The law of damage to property was regulated by a statute known as the lex Aquilia. It was considerably expanded through the interpretation of jurists and by the ius honorarium of the praetors. The offence was not a crime, but grounded action in the civil courts for payment of a penalty. If the defendant admitted the damage he had to pay the assessed value, if he contested and lost, he had to pay double. Only a domini was entitled to Aquilian statutory action, but the praetor gave "utiles actiones" to others, such as peregrines or usufructuaries.

The original statute dealt with two things directly caused by a man with his own hands:

   Killing of a man's slave or cattle; and

  Destroying any other property by burning or breaking.

"Breaking" soon came to cover any kind of ruining. "Actiones utiles," or actions granted by the praetors on analogies drawn on the statute came to encompass many indirect ways of causing damage, harm or loss. These included damage by negligence, contributory negligence (when both parties are partly to blame,) damage by doing nothing at all and damage by doing something one was entitled to do.

Actions that had caused injury to or invaded property were addressed primarily by the interdicts called "quod vi aut clam." This recognized such injuries caused by others on the owner's soil, such as building or demolishing; cutting trees; and polluting wells. If the party persisted against the owner's protest, the owner could have grounds for claiming "violence," entitling him to Aquilian action. Otherwise, available Interdicts included:

  "Unde vi" - to get back into possession if expelled from it; and

  "Vi hominibus armatis" - expulsion by force of arms.

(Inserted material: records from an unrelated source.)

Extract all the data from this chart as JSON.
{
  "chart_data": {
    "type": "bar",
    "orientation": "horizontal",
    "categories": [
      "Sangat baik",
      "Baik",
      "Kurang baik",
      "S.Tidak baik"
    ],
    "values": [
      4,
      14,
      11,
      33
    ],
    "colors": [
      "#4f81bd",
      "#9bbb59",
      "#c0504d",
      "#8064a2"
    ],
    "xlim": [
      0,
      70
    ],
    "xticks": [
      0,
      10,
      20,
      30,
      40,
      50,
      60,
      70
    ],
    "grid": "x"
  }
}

Among various remedies to address prospectively conditions likely to cause future property damage were:

  "Operis novi nuntiatio" or requiring a personal bond or promise in security of ones rights of property or servitude when a building was to be erected or demolished by another;

  "Damnum infectum" or requiring personal bond or promise in security of ones rights of property or servitude when another appeared to be neglecting his building or other property in a manner likely to cause future injury to your property interests;

  "Aquae pluviae arcendae" or requiring personal promise or bond bond in security of one's rights of property or servitude when another's water works are liable to divert flood waters onto one's land.  

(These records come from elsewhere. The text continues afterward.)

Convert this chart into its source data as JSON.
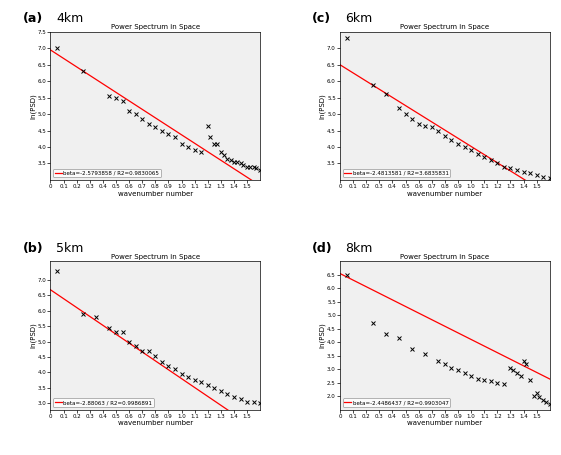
{
  "title": "Power Spectrum in Space",
  "xlabel": "wavenumber number",
  "ylabel": "ln(PSD)",
  "subplots": [
    {
      "label": "(a)",
      "alt": "4km",
      "beta": -2.5793858,
      "r2": 0.9830065,
      "legend_text": "beta=-2.5793858 / R2=0.9830065",
      "ylim": [
        3.0,
        7.5
      ],
      "xlim": [
        0.0,
        1.6
      ],
      "yticks": [
        3.5,
        4.0,
        4.5,
        5.0,
        5.5,
        6.0,
        6.5,
        7.0,
        7.5
      ],
      "xticks": [
        0.0,
        0.1,
        0.2,
        0.3,
        0.4,
        0.5,
        0.6,
        0.7,
        0.8,
        0.9,
        1.0,
        1.1,
        1.2,
        1.3,
        1.4,
        1.5
      ],
      "intercept": 6.95,
      "data_x": [
        0.05,
        0.25,
        0.45,
        0.5,
        0.55,
        0.6,
        0.65,
        0.7,
        0.75,
        0.8,
        0.85,
        0.9,
        0.95,
        1.0,
        1.05,
        1.1,
        1.15,
        1.2,
        1.22,
        1.25,
        1.27,
        1.3,
        1.32,
        1.35,
        1.38,
        1.4,
        1.42,
        1.45,
        1.47,
        1.5,
        1.52,
        1.55,
        1.57,
        1.6
      ],
      "data_y": [
        7.0,
        6.3,
        5.55,
        5.5,
        5.4,
        5.1,
        5.0,
        4.85,
        4.7,
        4.6,
        4.5,
        4.4,
        4.3,
        4.1,
        4.0,
        3.9,
        3.85,
        4.65,
        4.3,
        4.1,
        4.1,
        3.85,
        3.75,
        3.65,
        3.6,
        3.55,
        3.55,
        3.5,
        3.45,
        3.4,
        3.4,
        3.38,
        3.35,
        3.3
      ]
    },
    {
      "label": "(b)",
      "alt": "5km",
      "beta": -2.88063,
      "r2": 0.9986891,
      "legend_text": "beta=-2.88063 / R2=0.9986891",
      "ylim": [
        2.8,
        7.6
      ],
      "xlim": [
        0.0,
        1.6
      ],
      "yticks": [
        3.0,
        3.5,
        4.0,
        4.5,
        5.0,
        5.5,
        6.0,
        6.5,
        7.0
      ],
      "xticks": [
        0.0,
        0.1,
        0.2,
        0.3,
        0.4,
        0.5,
        0.6,
        0.7,
        0.8,
        0.9,
        1.0,
        1.1,
        1.2,
        1.3,
        1.4,
        1.5
      ],
      "intercept": 6.68,
      "data_x": [
        0.05,
        0.25,
        0.35,
        0.45,
        0.5,
        0.55,
        0.6,
        0.65,
        0.7,
        0.75,
        0.8,
        0.85,
        0.9,
        0.95,
        1.0,
        1.05,
        1.1,
        1.15,
        1.2,
        1.25,
        1.3,
        1.35,
        1.4,
        1.45,
        1.5,
        1.55,
        1.6
      ],
      "data_y": [
        7.3,
        5.88,
        5.8,
        5.45,
        5.3,
        5.3,
        5.0,
        4.85,
        4.7,
        4.7,
        4.55,
        4.35,
        4.2,
        4.1,
        3.95,
        3.85,
        3.75,
        3.7,
        3.6,
        3.5,
        3.4,
        3.3,
        3.2,
        3.15,
        3.05,
        3.05,
        3.0
      ]
    },
    {
      "label": "(c)",
      "alt": "6km",
      "beta": -2.4813581,
      "r2": 3.6835831,
      "legend_text": "beta=-2.4813581 / R2=3.6835831",
      "ylim": [
        3.0,
        7.5
      ],
      "xlim": [
        0.0,
        1.6
      ],
      "yticks": [
        3.5,
        4.0,
        4.5,
        5.0,
        5.5,
        6.0,
        6.5,
        7.0
      ],
      "xticks": [
        0.0,
        0.1,
        0.2,
        0.3,
        0.4,
        0.5,
        0.6,
        0.7,
        0.8,
        0.9,
        1.0,
        1.1,
        1.2,
        1.3,
        1.4,
        1.5
      ],
      "intercept": 6.5,
      "data_x": [
        0.05,
        0.25,
        0.35,
        0.45,
        0.5,
        0.55,
        0.6,
        0.65,
        0.7,
        0.75,
        0.8,
        0.85,
        0.9,
        0.95,
        1.0,
        1.05,
        1.1,
        1.15,
        1.2,
        1.25,
        1.3,
        1.35,
        1.4,
        1.45,
        1.5,
        1.55,
        1.6
      ],
      "data_y": [
        7.3,
        5.9,
        5.6,
        5.2,
        5.0,
        4.85,
        4.7,
        4.65,
        4.6,
        4.5,
        4.35,
        4.2,
        4.1,
        4.0,
        3.9,
        3.8,
        3.7,
        3.6,
        3.5,
        3.4,
        3.35,
        3.3,
        3.25,
        3.2,
        3.15,
        3.1,
        3.05
      ]
    },
    {
      "label": "(d)",
      "alt": "8km",
      "beta": -2.4486437,
      "r2": 0.9903047,
      "legend_text": "beta=-2.4486437 / R2=0.9903047",
      "ylim": [
        1.5,
        7.0
      ],
      "xlim": [
        0.0,
        1.6
      ],
      "yticks": [
        2.0,
        2.5,
        3.0,
        3.5,
        4.0,
        4.5,
        5.0,
        5.5,
        6.0,
        6.5
      ],
      "xticks": [
        0.0,
        0.1,
        0.2,
        0.3,
        0.4,
        0.5,
        0.6,
        0.7,
        0.8,
        0.9,
        1.0,
        1.1,
        1.2,
        1.3,
        1.4,
        1.5
      ],
      "intercept": 6.55,
      "data_x": [
        0.05,
        0.25,
        0.35,
        0.45,
        0.55,
        0.65,
        0.75,
        0.8,
        0.85,
        0.9,
        0.95,
        1.0,
        1.05,
        1.1,
        1.15,
        1.2,
        1.25,
        1.3,
        1.32,
        1.35,
        1.38,
        1.4,
        1.42,
        1.45,
        1.48,
        1.5,
        1.52,
        1.55,
        1.57,
        1.6
      ],
      "data_y": [
        6.5,
        4.7,
        4.3,
        4.15,
        3.75,
        3.55,
        3.3,
        3.2,
        3.05,
        2.95,
        2.85,
        2.75,
        2.65,
        2.6,
        2.55,
        2.5,
        2.45,
        3.05,
        2.95,
        2.85,
        2.75,
        3.3,
        3.2,
        2.6,
        2.0,
        2.1,
        1.95,
        1.85,
        1.78,
        1.72
      ]
    }
  ],
  "line_color": "red",
  "marker_color": "black",
  "bg_color": "white",
  "label_fontsize": 9,
  "title_fontsize": 5,
  "tick_fontsize": 4,
  "legend_fontsize": 4,
  "axis_label_fontsize": 5
}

"Furtum," or theft, applied only to moveables and was a penal tort action in civil court. Suit was for the value or return of the property plus substantial monetary penalties. (Although under the Principiate it became both a crime as well as a civil wrong.)

 "Vindication" was the action for recovery of the stolen object;

 "Condictio furtiva" was action for recovery of the stolen object's value (available only to an owner); and

 "Actio furti" was the civil action for the penalty.